Mantener el contacto con amigos o familiares que viven lejos o reencontrarse con antiguos compañeros de clase son algunas de las posibilidades que ofrecen las redes sociales como Facebook, Tuenti o Twitter, en el área de las relaciones personales. Pero junto con ese uso lúdico, se habla cada vez más de las ventajas de estas redes para establecer y mantener contactos profesionales, facilitando la posibilidad de obtener un nuevo empleo a través del networking, es decir, la creación de una red de contactos sociales.
Hay que señalar, en cualquier caso, que a quienes señalan las ventajas de las redes sociales a la hora de darse a conocer a potenciales contratadores, se contraponen aquellos que hacen hincapié en los inconvenientes de que la vida personal del candidato a un puesto de trabajo –fotos, gustos, amistades, ideología– pueda ser estudiada y juzgada por los responsables de recursos humanos. Y es que muchos especialistas en selección de personal reconocen hacer búsquedas en Facebook o Tuenti de aquellas personas que presentan su candidatura a un puesto, ya que estos perfiles ofrecen más información de la que se puede leer en un currículum.

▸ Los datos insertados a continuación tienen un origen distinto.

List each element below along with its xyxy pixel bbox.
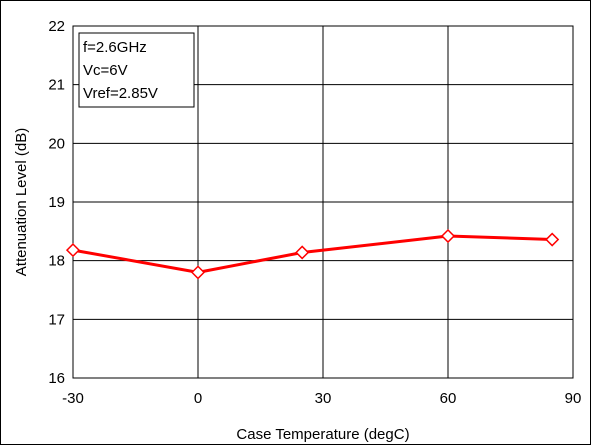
y-tick-label: 20 — [48, 135, 65, 152]
y-tick-label: 19 — [48, 194, 65, 211]
data-point-marker — [190, 265, 206, 280]
x-tick-label: 60 — [440, 390, 457, 407]
y-tick-label: 21 — [48, 77, 65, 94]
x-tick-label: 30 — [315, 390, 332, 407]
y-tick-label: 22 — [48, 18, 65, 35]
x-tick-label: 0 — [194, 390, 202, 407]
x-axis-label: Case Temperature (degC) — [236, 426, 409, 443]
annotation-line-1: f=2.6GHz — [83, 39, 147, 56]
data-point-marker — [65, 243, 81, 258]
x-tick-label: -30 — [62, 390, 84, 407]
annotation-box: f=2.6GHz Vc=6V Vref=2.85V — [78, 32, 195, 108]
annotation-line-2: Vc=6V — [83, 62, 128, 79]
data-point-marker — [440, 228, 456, 244]
y-axis-label: Attenuation Level (dB) — [13, 128, 30, 276]
series-layer — [65, 228, 560, 280]
x-tick-label: 90 — [565, 390, 582, 407]
y-tick-label: 18 — [48, 253, 65, 270]
data-point-marker — [545, 232, 560, 247]
y-tick-label: 16 — [48, 370, 65, 387]
y-ticks: 16 17 18 19 20 21 22 — [48, 18, 65, 387]
annotation-frame — [78, 32, 195, 108]
y-tick-label: 17 — [48, 311, 65, 328]
annotation-line-3: Vref=2.85V — [83, 85, 158, 102]
x-ticks: -30 0 30 60 90 — [62, 390, 581, 407]
data-point-marker — [295, 245, 310, 260]
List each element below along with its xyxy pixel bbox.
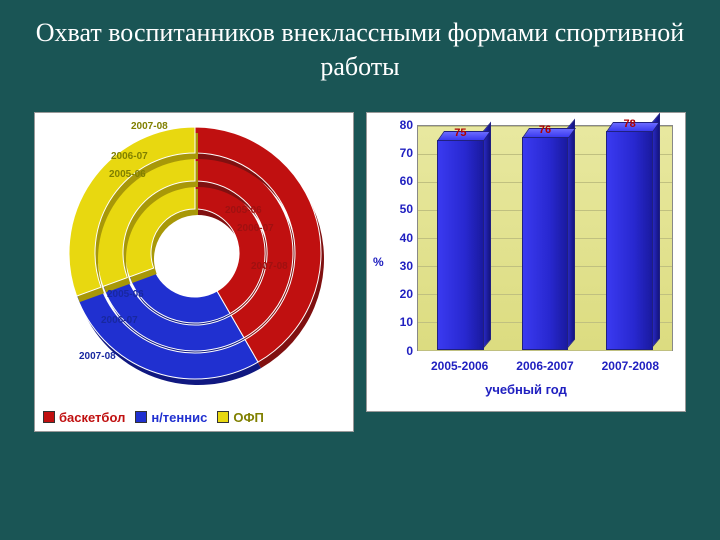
donut-chart: 2007-08 2006-07 2005-06 2005-06 2006-07 2007-…: [35, 113, 353, 391]
page-title: Охват воспитанников внеклассными формами…: [0, 0, 720, 92]
y-tick-label: 30: [400, 259, 413, 273]
y-tick-label: 40: [400, 231, 413, 245]
legend-swatch: [43, 411, 55, 423]
donut-ring-label: 2005-06: [109, 169, 146, 180]
legend-label: ОФП: [233, 410, 264, 425]
bar-chart-panel: % 01020304050607080 757678 2005-20062006…: [366, 112, 686, 412]
donut-ring-label: 2007-08: [79, 351, 116, 362]
y-tick-label: 60: [400, 174, 413, 188]
donut-ring-label: 2006-07: [237, 223, 274, 234]
donut-ring-label: 2007-08: [131, 121, 168, 132]
bar-side: [483, 121, 491, 349]
x-tick-label: 2005-2006: [417, 359, 502, 373]
y-tick-label: 20: [400, 287, 413, 301]
legend-item: н/теннис: [135, 410, 207, 425]
bar-side: [652, 113, 660, 349]
y-tick-label: 70: [400, 146, 413, 160]
y-tick-label: 0: [406, 344, 413, 358]
x-tick-label: 2006-2007: [502, 359, 587, 373]
legend-item: баскетбол: [43, 410, 125, 425]
legend-label: баскетбол: [59, 410, 125, 425]
y-tick-label: 10: [400, 315, 413, 329]
x-axis-title: учебный год: [367, 382, 685, 397]
grid-line: [418, 350, 672, 351]
legend-label: н/теннис: [151, 410, 207, 425]
donut-ring-label: 2005-06: [107, 289, 144, 300]
legend-item: ОФП: [217, 410, 264, 425]
donut-ring-label: 2005-06: [225, 205, 262, 216]
bar-chart: % 01020304050607080 757678 2005-20062006…: [367, 113, 685, 411]
x-tick-label: 2007-2008: [588, 359, 673, 373]
donut-chart-panel: 2007-08 2006-07 2005-06 2005-06 2006-07 2007-…: [34, 112, 354, 432]
bar-value-label: 75: [454, 127, 466, 139]
bar-value-label: 78: [624, 118, 636, 130]
donut-ring-label: 2006-07: [111, 151, 148, 162]
bar-value-label: 76: [539, 124, 551, 136]
legend-swatch: [217, 411, 229, 423]
legend-swatch: [135, 411, 147, 423]
bar: 78: [606, 131, 653, 349]
donut-ring-label: 2007-08: [251, 261, 288, 272]
charts-row: 2007-08 2006-07 2005-06 2005-06 2006-07 2007-…: [0, 92, 720, 432]
bar-side: [567, 118, 575, 348]
donut-ring-label: 2006-07: [101, 315, 138, 326]
bar: 76: [522, 137, 569, 350]
donut-legend: баскетбол н/теннис ОФП: [43, 410, 264, 425]
y-tick-label: 50: [400, 202, 413, 216]
y-tick-label: 80: [400, 118, 413, 132]
bar: 75: [437, 140, 484, 350]
y-axis-label: %: [373, 255, 384, 269]
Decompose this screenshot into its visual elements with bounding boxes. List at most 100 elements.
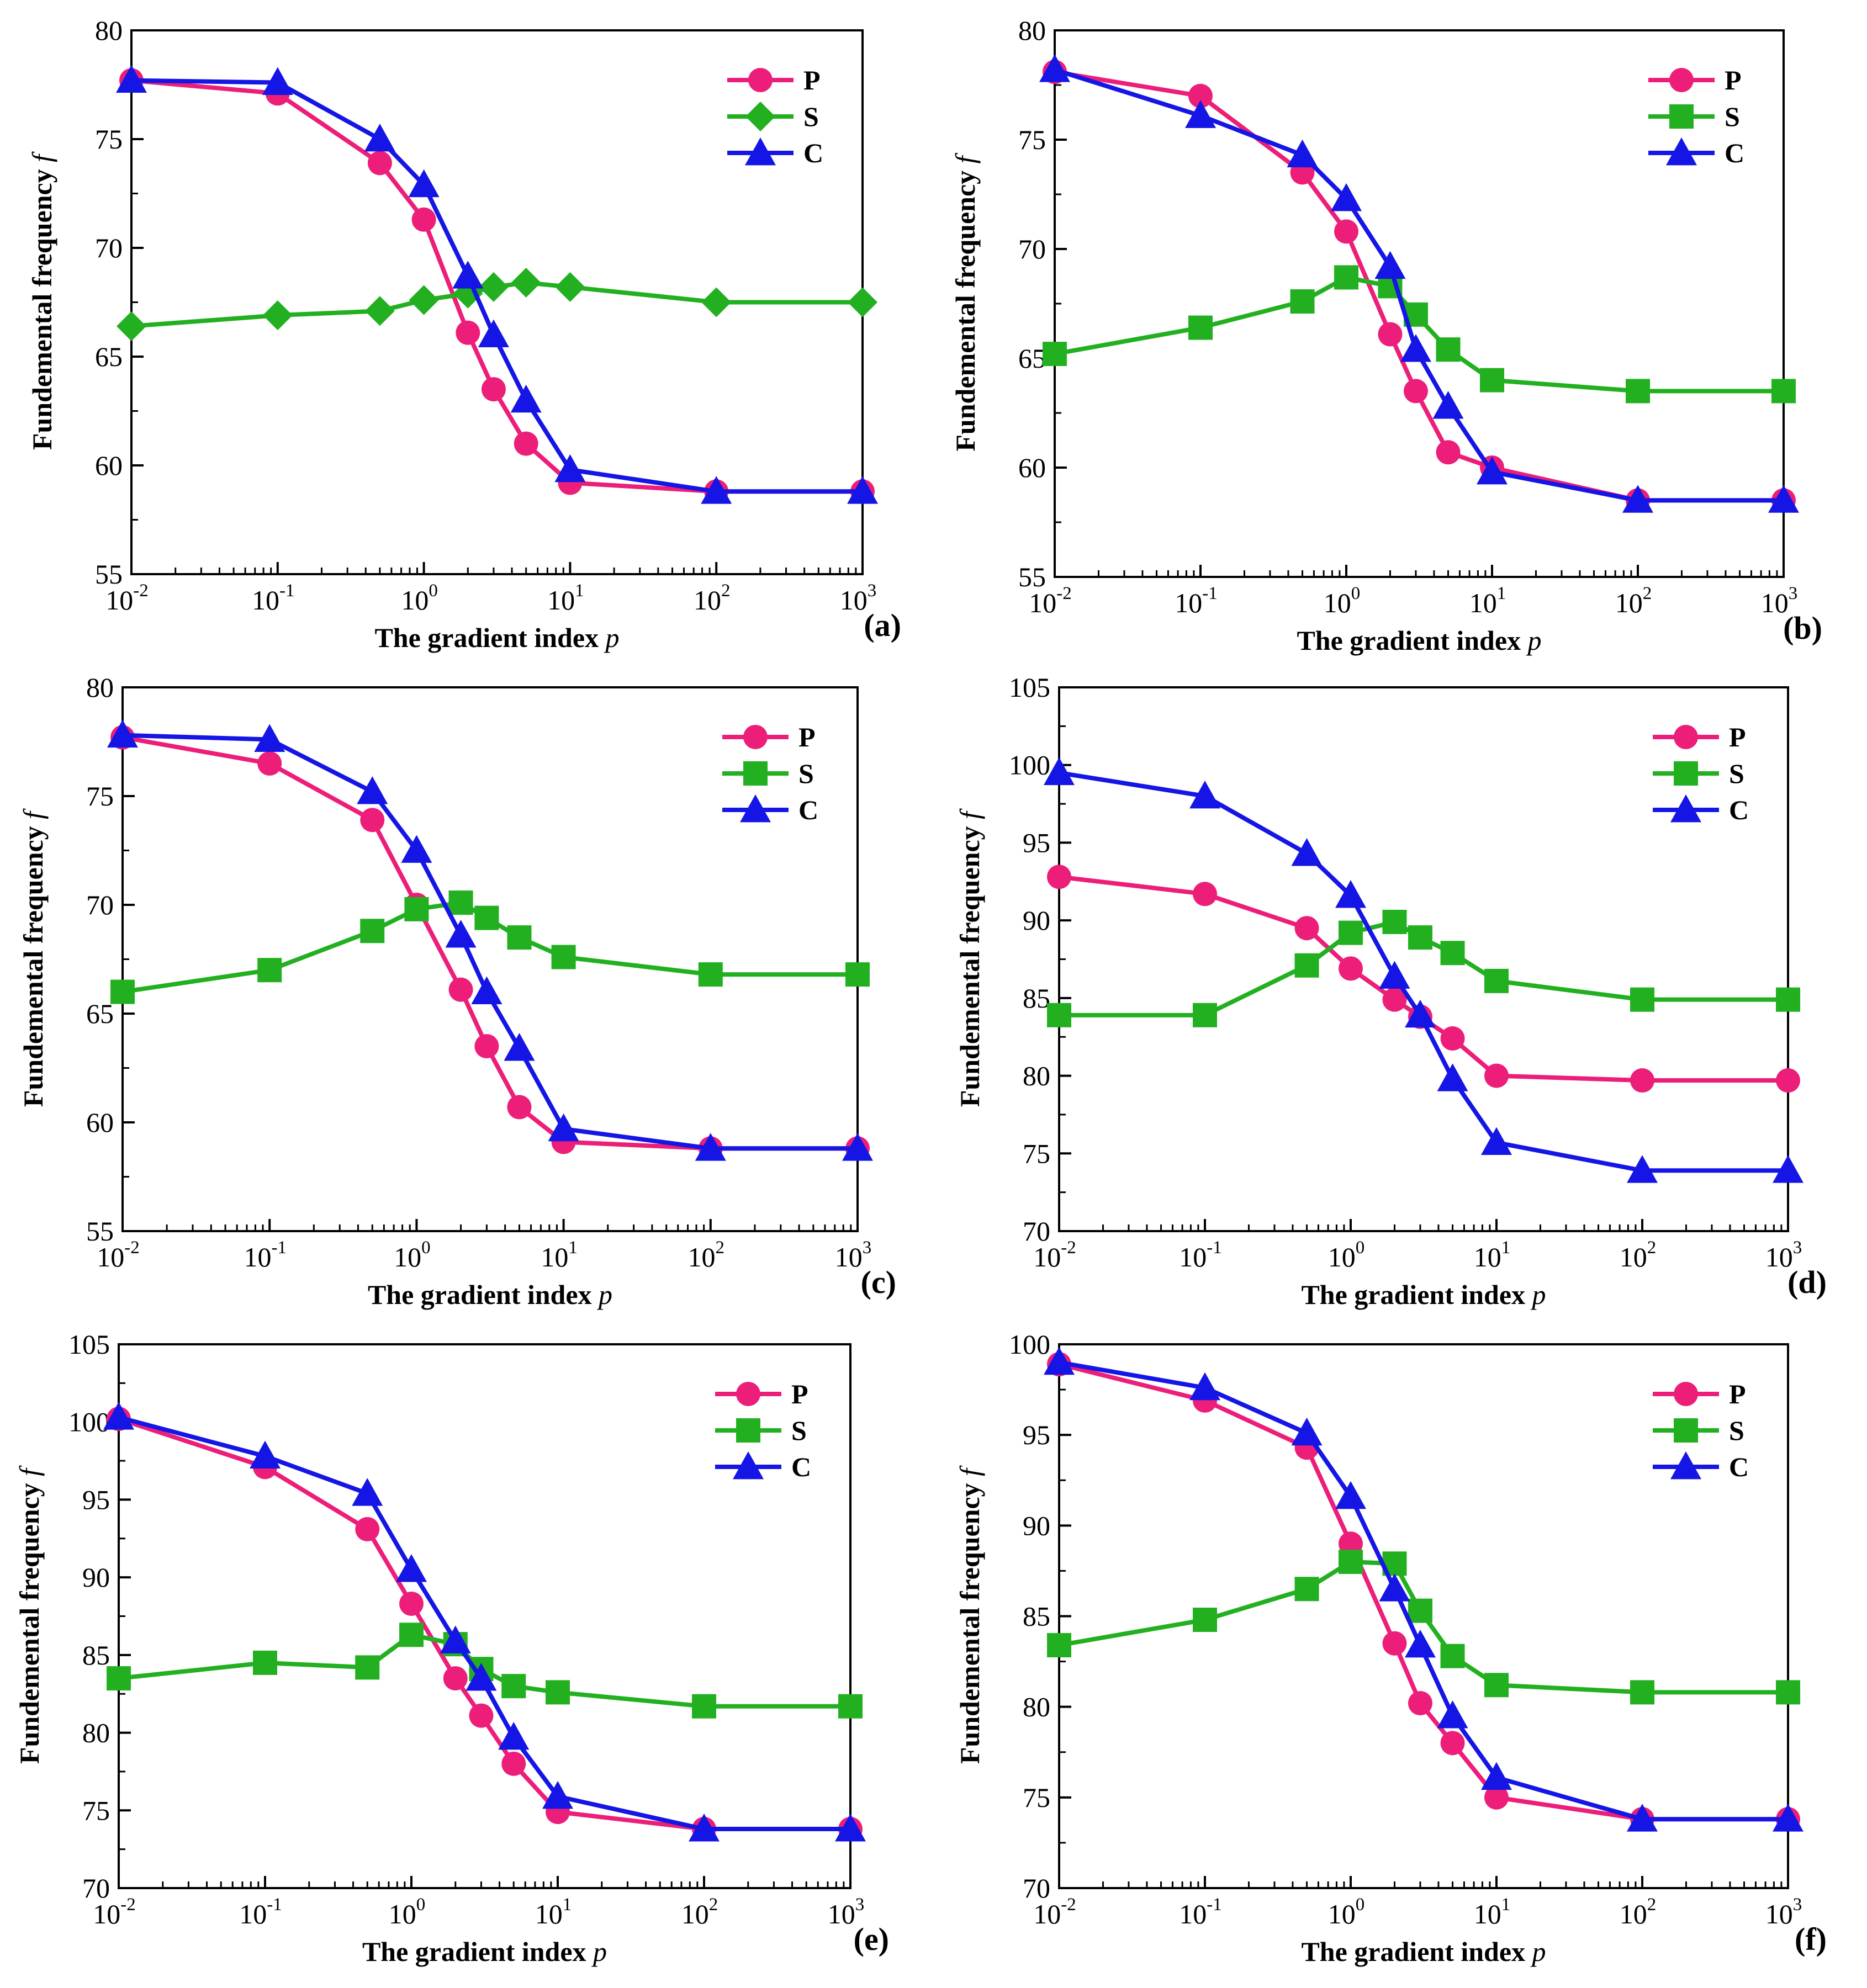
data-point-P: [411, 207, 436, 232]
data-point-C: [1185, 100, 1216, 128]
legend-label-P: P: [1729, 1379, 1746, 1409]
legend-label-S: S: [791, 1415, 807, 1446]
data-point-C: [440, 1625, 471, 1653]
x-tick-exponent: -1: [1202, 584, 1218, 603]
data-point-S: [360, 919, 385, 943]
data-point-P: [1484, 1785, 1509, 1810]
data-point-S: [1339, 920, 1363, 945]
y-tick-label: 105: [68, 1329, 110, 1360]
legend-label-P: P: [791, 1379, 808, 1409]
x-tick-label: 10-2: [1033, 1238, 1076, 1273]
x-tick-exponent: -2: [1061, 1238, 1076, 1258]
data-point-P: [469, 1703, 494, 1728]
data-point-C: [1773, 1804, 1803, 1832]
data-point-S: [507, 925, 532, 950]
legend-marker-P: [743, 725, 768, 749]
data-point-C: [357, 776, 388, 804]
x-tick-exponent: 3: [868, 581, 877, 601]
data-point-C: [1374, 251, 1406, 279]
legend-marker-S: [1674, 1418, 1698, 1443]
x-tick-exponent: 0: [1356, 1895, 1365, 1915]
legend-marker-S: [745, 102, 775, 131]
data-point-C: [689, 1814, 720, 1842]
y-tick-label: 80: [1018, 15, 1046, 46]
x-tick-exponent: 0: [1351, 584, 1361, 603]
x-tick-exponent: -2: [120, 1895, 136, 1915]
data-point-C: [548, 1113, 579, 1142]
data-point-C: [842, 1133, 873, 1161]
data-point-P: [257, 751, 282, 776]
data-point-S: [474, 905, 499, 930]
data-point-C: [695, 1133, 726, 1161]
x-tick-label: 100: [394, 1238, 431, 1273]
x-tick-exponent: -1: [279, 581, 295, 601]
x-tick-label: 102: [681, 1895, 718, 1929]
data-point-C: [107, 719, 138, 748]
series-line-C: [1059, 1360, 1788, 1822]
data-point-S: [257, 958, 282, 983]
x-tick-exponent: 2: [716, 1238, 725, 1258]
x-tick-exponent: 1: [563, 1895, 572, 1915]
legend-marker-S: [736, 1418, 760, 1443]
data-point-P: [1294, 916, 1319, 941]
x-tick-exponent: 2: [1647, 1238, 1657, 1258]
series-C: [116, 65, 878, 504]
data-point-S: [1408, 1598, 1432, 1623]
x-axis-title: The gradient index p: [362, 1936, 607, 1967]
legend-marker-C: [1670, 1451, 1701, 1480]
data-point-P: [1436, 440, 1461, 465]
data-point-C: [1044, 757, 1075, 786]
data-point-P: [1776, 1068, 1800, 1093]
x-tick-exponent: 3: [855, 1895, 865, 1915]
legend-label-C: C: [798, 794, 818, 825]
data-point-C: [466, 1663, 497, 1691]
y-tick-label: 75: [1018, 124, 1046, 155]
x-axis-title: The gradient index p: [1301, 1279, 1546, 1310]
data-point-C: [396, 1554, 427, 1582]
x-tick-exponent: -2: [1056, 584, 1072, 603]
data-point-P: [1378, 322, 1403, 347]
x-axis-title: The gradient index p: [1297, 625, 1541, 656]
data-point-S: [1484, 968, 1509, 993]
data-point-S: [364, 296, 395, 326]
legend-label-C: C: [1725, 137, 1744, 168]
data-point-S: [1193, 1608, 1217, 1632]
data-point-S: [110, 979, 135, 1004]
data-point-S: [107, 1666, 131, 1691]
data-point-S: [262, 300, 293, 331]
data-point-P: [399, 1591, 424, 1616]
x-tick-exponent: -1: [1207, 1238, 1222, 1258]
y-axis-title: Fundemental frequency f: [14, 1465, 45, 1764]
data-point-S: [1290, 289, 1315, 314]
data-point-C: [452, 261, 484, 289]
y-tick-label: 60: [95, 450, 123, 481]
series-P: [1047, 865, 1800, 1093]
x-tick-label: 101: [541, 1238, 578, 1273]
data-point-S: [701, 287, 732, 317]
y-tick-label: 55: [1018, 561, 1046, 592]
series-line-C: [122, 733, 858, 1151]
legend: PSC: [1653, 1379, 1749, 1482]
legend-label-P: P: [1729, 722, 1746, 752]
y-axis-variable: f: [27, 151, 57, 162]
legend-label-P: P: [798, 722, 816, 752]
data-point-S: [1047, 1003, 1071, 1027]
x-tick-label: 10-1: [1175, 584, 1218, 618]
y-tick-label: 65: [86, 998, 114, 1029]
legend-marker-S: [1669, 104, 1694, 129]
x-tick-label: 10-1: [239, 1895, 282, 1929]
data-point-S: [1484, 1673, 1509, 1698]
y-tick-label: 70: [95, 232, 123, 263]
data-point-P: [514, 431, 538, 456]
data-point-S: [848, 287, 877, 317]
x-tick-label: 10-1: [244, 1238, 287, 1273]
x-tick-exponent: 1: [1501, 1895, 1511, 1915]
legend-marker-C: [740, 794, 771, 823]
x-tick-label: 100: [1328, 1238, 1365, 1273]
x-tick-exponent: 0: [1356, 1238, 1365, 1258]
x-tick-exponent: 1: [568, 1238, 578, 1258]
data-point-S: [555, 272, 585, 302]
legend-marker-C: [733, 1451, 764, 1480]
x-axis-title: The gradient index p: [1301, 1936, 1546, 1967]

EN INTERNET, COMO EN LA VIDA
¿Hasta qué punto puede ser un obstáculo la participación en redes sociales a la hora de acceder a un empleo o de crecer profesionalmente? Alfonso Alcántara, consultor de empleo 2.0 y autor del blog www.yoriento.com, cuestiona las amenazas a la privacidad de las que hablan a menudo los más críticos con las redes sociales. “En Twitter o Facebook no veo grandes problemas de privacidad”, explica. “Lo que veo son usuarios imprudentes, pero estas personas probablemente serán así en su vida presencial tanto como en la digital. Si al usuario no le importa correr riesgos, puede ser imprudente. Es el caso por ejemplo de quienes cuelgan fotos en el Facebook en las que salen borrachos. Pero las personas imprudentes lo son también en su día a día, por ejemplo, con las cosas personales que cuentan a sus compañeros”, indica. Y, sin embargo, apenas se habla de los múltiples errores que se cometen en el trato presencial con los contactos laborales, pero los errores cometidos en el ámbito digital están a la orden del día.
El experto en coaching considera que se tienden a señalar aquellos casos en los que el uso en Internet conlleva efectos negativos, mientras que los usuarios que se desarrollan en estos ámbitos de forma prudente pasan desapercibidos. “Hay millones de usuarios y los casos que se dan a conocer son los de 15 o 20 personas que no lo hacen bien”, explica Alcántara.
REDES PROFESIONALES
Sobre las probabilidades de encontrar trabajo gracias al empleo de las redes sociales, Alcántara explica que, a corto plazo, no son muy elevadas, por lo que no son la opción más recomendable para aquellas personas que busquen empleo de forma urgente.
A más largo plazo, de todas formas, la posibilidad de establecer contactos y darse a conocer puede facilitar el progreso en el ámbito laboral, si bien para esa finalidad, más que las redes generalistas, como Facebook o Tuenti, son de utilidad las redes sociales profesionales, como Xing o Linkedin. En estas redes, los usuarios se pueden agrupar por sectores y establecer contactos con potenciales socios, proveedores o futuros empleadores.
Hay que destacar, en cualquier caso, que la efectividad de estas redes para darse a conocer en el ámbito profesional no es la misma en todos los sectores. Profesionales muy especializados, especialmente aquellos cuyo trabajo está más relacionado con el uso de la red, son los principales usuarios de este tipo de redes, en las que los trabajadores menos cualificados son una minoría.
En ámbitos como Linkedin o Xing, cuanta más información proporcione el usuario sobre su identidad y su experiencia, más credibilidad obtendrá, y más contactos podrá obtener. Esto puede poner en una situación delicada a aquellos profesionales en activo que deseen establecer contactos de cara a un cambio de empleo, ya que una presencia demasiado activa puede despertar las suspicacias de su actual empresa. Y optar por registrarse con un perfil anónimo, en contrapartida, limitaría su credibilidad y sus posibilidades de relacionarse. El riesgo es proporcional al potencial beneficio. Si tú muestras tu perfil profesional completo, con tu foto, etc, vas a tener más contactos, más reputación. Si controlas más el riesgo también tendrás menos probabilidades”, indica Alcántara.